Since I reject a key "idea" of the book, I find the book unpersuasive and consequently feel that the book has no integrity, nothing holding it together. It is full of wonderful stories and interesting observations, but nothing compelling and certainly no "science". I'm not impressed by the "essentialism" of Bloom's credentials -- his doctorate and position on the faculty at Yale -- to buy the swill he is selling. Sure he is a fun author to read, but this isn't science beyond quoting a number of experiments showing magical thinking in some people. There is no overarching theory that does what Bloom claims. It doesn't explain "how pleasure works".

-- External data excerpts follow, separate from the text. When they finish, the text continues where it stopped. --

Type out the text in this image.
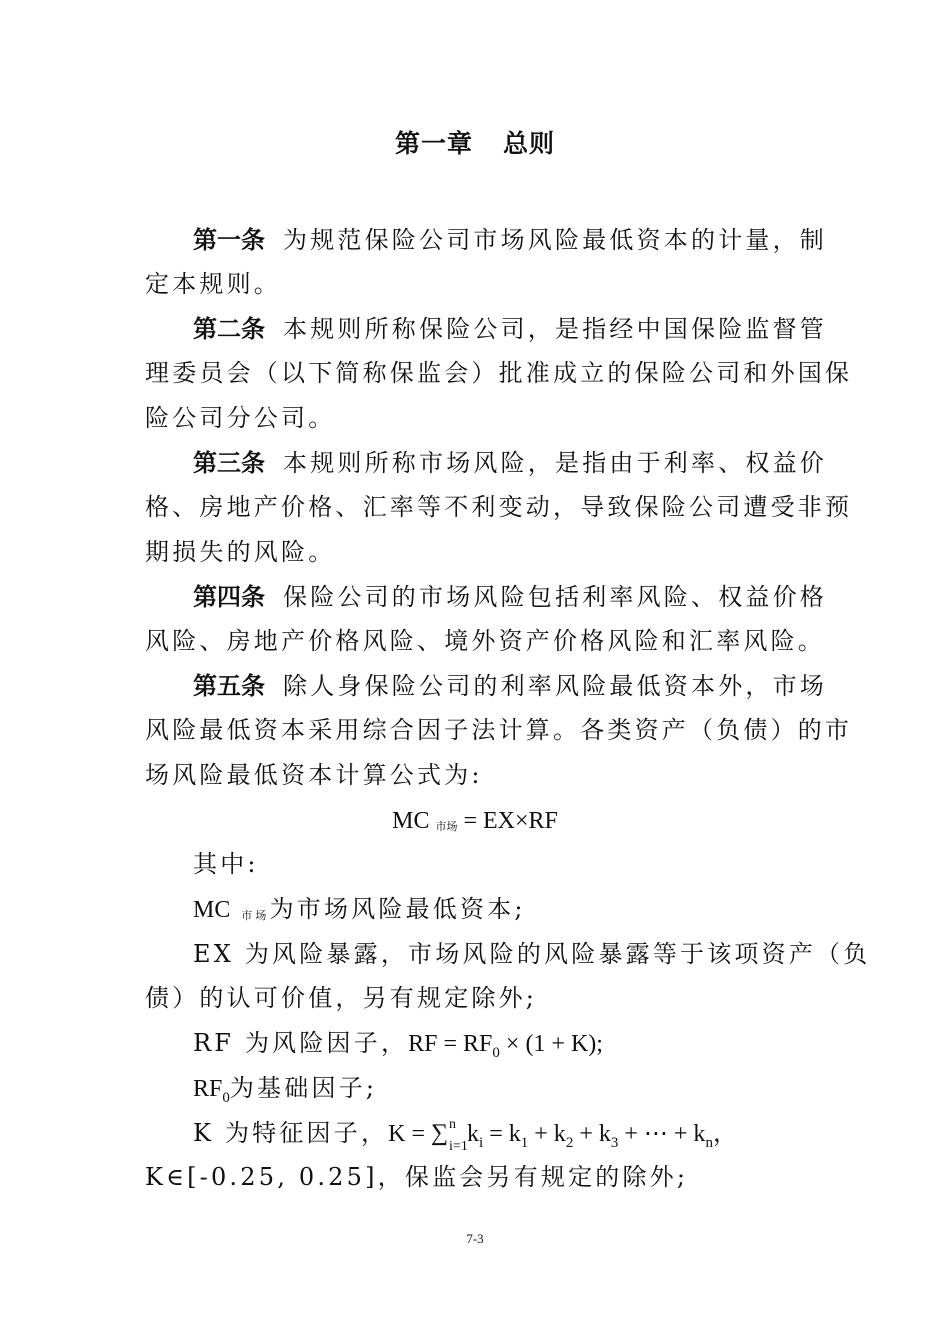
第一章 总则
第一条 为规范保险公司市场风险最低资本的计量，制
定本规则。
第二条 本规则所称保险公司，是指经中国保险监督管
理委员会（以下简称保监会）批准成立的保险公司和外国保
险公司分公司。
第三条 本规则所称市场风险，是指由于利率、权益价
格、房地产价格、汇率等不利变动，导致保险公司遭受非预
期损失的风险。
第四条 保险公司的市场风险包括利率风险、权益价格
风险、房地产价格风险、境外资产价格风险和汇率风险。
第五条 除人身保险公司的利率风险最低资本外，市场
风险最低资本采用综合因子法计算。各类资产（负债）的市
场风险最低资本计算公式为:
MC 市场 = EX×RF
其中:
MC 市场为市场风险最低资本;
EX 为风险暴露，市场风险的风险暴露等于该项资产（负
债）的认可价值，另有规定除外;
RF 为风险因子，RF = $RF_0 \times (1 + K)$;
$RF_0$为基础因子;
K 为特征因子，K = ∑ n
i=1 $k_i = k_1 + k_2 + k_3$ + ⋯ + $k_n$，
K∈[-0.25, 0.25]，保监会另有规定的除外;
7-3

I do think he makes some interesting points and they need to be incorporated in a serious and proper science, but they won't get the centre stage he is giving them. I find material like this unscientific and deeply unsatisfying:
The situation here is reminiscent of waht the psychoanalyst Donald Winnicott said about babnies' relations to transitional objects like teddy bears and soft blankets. He claimed -- plausibly, see Chapter 4 -- that these were substitutes for the mother, or perhaps just for her breast. But what do babies themselves think of them? Do they recognize that they are substitutes, or do they think that they are actually mothers/breasts? Winnicott has an odd remark about this: "Of the transitional object, it can be said that it is a matter of agreement between us and the baby that we will never ask the question:'Did you conceive of this or was it presented to you from without?' The important point is taht no decision on this point is expected. The question is not to be formulated."

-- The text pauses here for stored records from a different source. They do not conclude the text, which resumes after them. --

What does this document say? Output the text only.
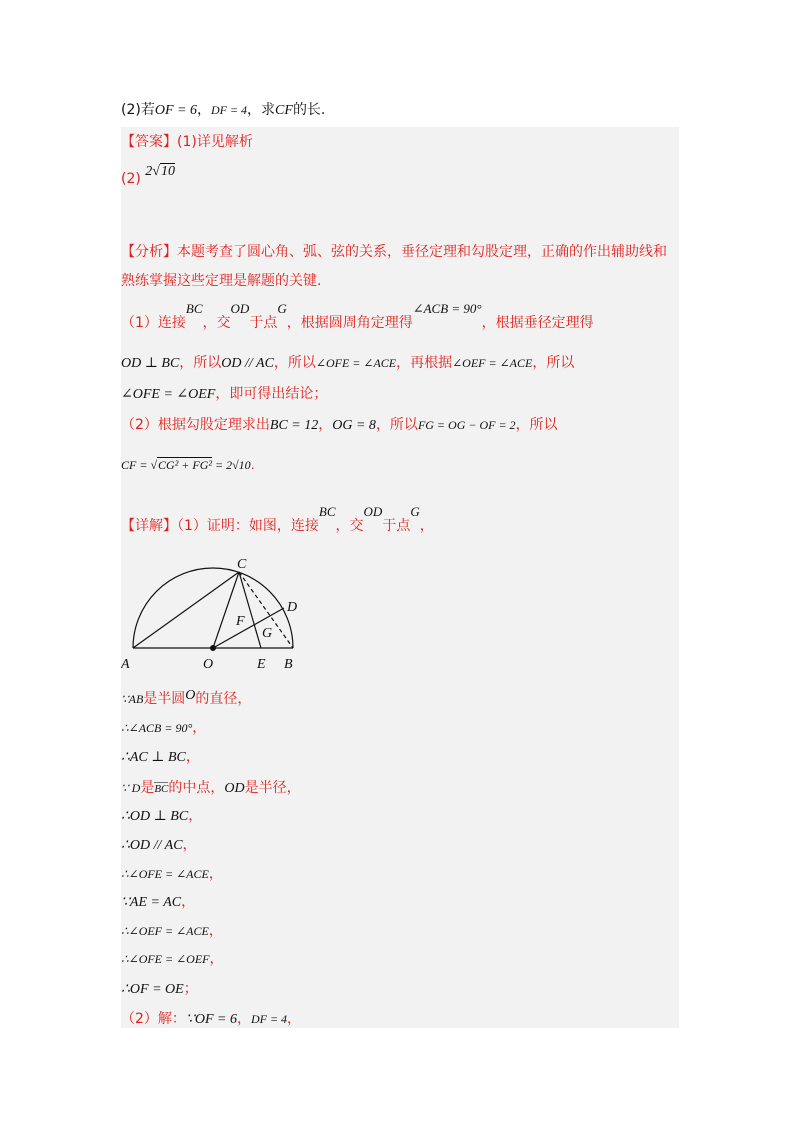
(2)若OF = 6，DF = 4，求CF的长.
【答案】(1)详见解析
(2) 2√10
【分析】本题考查了圆心角、弧、弦的关系，垂径定理和勾股定理，正确的作出辅助线和
熟练掌握这些定理是解题的关键.
（1）连接BC，交OD于点G，根据圆周角定理得∠ACB = 90°，根据垂径定理得
OD ⊥ BC，所以OD // AC，所以∠OFE = ∠ACE，再根据∠OEF = ∠ACE，所以
∠OFE = ∠OEF，即可得出结论；
（2）根据勾股定理求出BC = 12，OG = 8，所以FG = OG − OF = 2，所以
CF = √CG² + FG² = 2√10.
【详解】（1）证明：如图，连接BC，交OD于点G，
A	O	E B
C
D
F
G
∵AB是半圆O的直径，
∴∠ACB = 90°，
∴AC ⊥ BC，
∵ D是BC的中点，OD是半径，
∴OD ⊥ BC，
∴OD // AC，
∴∠OFE = ∠ACE，
∵AE = AC，
∴∠OEF = ∠ACE，
∴∠OFE = ∠OEF，
∴OF = OE；
（2）解：∵OF = 6，DF = 4，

In other words: don't ask. I think Winnicott's remark captures the ambiguity that many people feel with regard to their religious beliefs. They have an odd and fragile status. For science too, there are questions that arise about certain more theoretical constructs. Are quarks and superstrings real or convenient abstractions? Some would advise: don't ask.
I buy this statement from Bloom:
Many significant human pleasures are universal. But they are not biological adaptations. They are by-products of mental systems that have evolved for other purposes.
Yes, many of our pleasures are spandrels.

But I don't buy this:
In the chapters that follow, I will argue that the pleasure we get from many things and activities are based in part on what we see as their essences. Our essentialism is not just a cold-blooded way of making sense of reality; it underlies our passions, our appetites, and our desires.
He tries to provide many examples, but they leave me cold. For example, he argues that the cult of "viginity" is based on essentialism. I think it is a weird corruption caused by a mistranslation of "young woman" into a word for a woman with no sexual experience. I've never had a fetish for virginity and I can't claim to know anybody who either pants after the experience of "a virgin" or who wails and moans about lacking the experience of "having a virgin". This is just nutty. I don't deny that there is a segment of the population, I would guess maybe 10%, who are caught up in the fantasy. But I don't buy the "essentialism" argument. Nobody I know in the throes of sex are calculating "is this my partner's 'first time'?" I can buy that it is a fun topic for imaginative fun, but few in the real world pay it much heed.

Buying into essentialism means you buy into putting virginity on a pedestal, you buy into the kind of "art" popularized by Manzoni, and you buy into cannibalism as a way to integrate another person' "essence". Sorry, I don't buy into GM foods as "Frankenfood", and I certainly don't buy into cannibalism.

I expect a book that is introducing me to a science to start with a motivation, then go over the facts and the meanings of these facts, and to end by reviewing "what we learned" so that I get a complete "learning package". This book is very unsatisfying because it never presents "the science of pleasure". It is a hodgepodge of ideas, but nothing gelled for me.

I would recommend reading Paul Blooms' book, but don't expect to uncover some "new science" of pleasure. Instead, you will find delightful stories, some discussion of current psychological research, and some strange views about "essences" and how this is key to human nature. This is worth taking the time to read. But don't expect enlightenment or a coherent introduction to a "new science".